For any polyprotic acid where successive ionization constants differ significantly (e.g., $K_{a1} \gg K_{a2} \gg K_{a3}$), the concentration of the dianion is simply $K_{a2}$ and the concentration of the trianion is $(K_{a2} \cdot K_{a3})/[H^{+}]$.

Answer 1

Correct Answer: 1

To find the concentration of \(X^{2-}\) in a \(0.1 \, \text{M} \, H_2X\) solution, we use the ionization constants \(K_{a1}\) and \(K_{a2}\).
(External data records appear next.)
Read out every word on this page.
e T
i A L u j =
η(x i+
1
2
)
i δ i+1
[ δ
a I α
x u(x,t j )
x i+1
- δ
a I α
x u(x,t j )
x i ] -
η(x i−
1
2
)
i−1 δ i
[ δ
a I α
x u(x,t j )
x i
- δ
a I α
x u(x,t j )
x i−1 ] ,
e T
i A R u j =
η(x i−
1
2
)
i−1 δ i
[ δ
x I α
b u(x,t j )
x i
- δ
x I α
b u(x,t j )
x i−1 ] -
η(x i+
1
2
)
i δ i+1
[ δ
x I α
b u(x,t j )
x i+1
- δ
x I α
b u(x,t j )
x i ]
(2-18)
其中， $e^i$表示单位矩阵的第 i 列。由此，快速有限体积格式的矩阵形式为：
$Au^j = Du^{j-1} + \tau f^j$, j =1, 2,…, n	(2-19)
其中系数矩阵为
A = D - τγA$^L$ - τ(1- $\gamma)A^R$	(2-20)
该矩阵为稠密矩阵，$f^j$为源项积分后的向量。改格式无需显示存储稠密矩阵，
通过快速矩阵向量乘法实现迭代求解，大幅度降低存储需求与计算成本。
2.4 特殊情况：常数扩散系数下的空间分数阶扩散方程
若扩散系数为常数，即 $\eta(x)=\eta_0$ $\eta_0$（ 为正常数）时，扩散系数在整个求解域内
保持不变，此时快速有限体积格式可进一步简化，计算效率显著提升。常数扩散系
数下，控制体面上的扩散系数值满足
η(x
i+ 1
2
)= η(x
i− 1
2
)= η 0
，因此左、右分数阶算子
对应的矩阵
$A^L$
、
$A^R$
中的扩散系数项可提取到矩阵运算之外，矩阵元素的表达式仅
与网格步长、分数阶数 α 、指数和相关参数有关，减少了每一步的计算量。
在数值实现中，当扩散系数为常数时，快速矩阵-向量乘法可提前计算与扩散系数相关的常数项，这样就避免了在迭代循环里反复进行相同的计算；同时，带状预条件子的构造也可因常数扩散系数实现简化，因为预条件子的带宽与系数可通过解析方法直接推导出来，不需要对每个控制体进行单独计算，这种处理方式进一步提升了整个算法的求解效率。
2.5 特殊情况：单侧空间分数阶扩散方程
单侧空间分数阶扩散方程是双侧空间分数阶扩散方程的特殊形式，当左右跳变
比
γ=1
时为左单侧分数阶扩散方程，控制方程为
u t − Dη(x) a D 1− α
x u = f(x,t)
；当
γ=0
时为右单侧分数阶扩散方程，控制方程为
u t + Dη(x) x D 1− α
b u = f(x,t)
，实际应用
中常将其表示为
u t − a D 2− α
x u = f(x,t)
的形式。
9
The dissociation reactions and their constants are:

\( H_2X \rightleftharpoons H^+ + HX^-\), \(K_{a1} = 2.5 \times 10^{-8}\)
\( HX^- \rightleftharpoons H^+ + X^{2-}\), \(K_{a2} = 1.0 \times 10^{-13}\)

Assuming the degree of ionization is small, the concentration of \(H^+\) ions is mainly from the first ionization: \([H^+] = \sqrt{K_{a1} \cdot C} = \sqrt{2.5 \times 10^{-8} \cdot 0.1} = \sqrt{2.5 \times 10^{-9}}\). Calculating, we have:

\([H^+] = 5 \times 10^{-5} \, \text{M}\).

For the second ionization:

\( [HX^-] \approx [H^+] = 5 \times 10^{-5} \, \text{M} \).

Now, \([X^{2-}]\) is calculated using \(K_{a2}\):

\(K_{a2} = \frac{[H^+][X^{2-}]}{[HX^-]}\) implies \( [X^{2-}] = \frac{K_{a2} \cdot [HX^-]}{[H^+]}\). Substituting the known values:

\( [X^{2-}] = \frac{1.0 \times 10^{-13} \cdot 5 \times 10^{-5}}{5 \times 10^{-5}} = 1.0 \times 10^{-13} \, \text{M} \).

Thus, the concentration of \(X^{2-}\) in \(0.1 \, \text{M} \, H_2X\) solution is \(1 \times 10^{-13}\) M. The final answer is within the range given (1,1).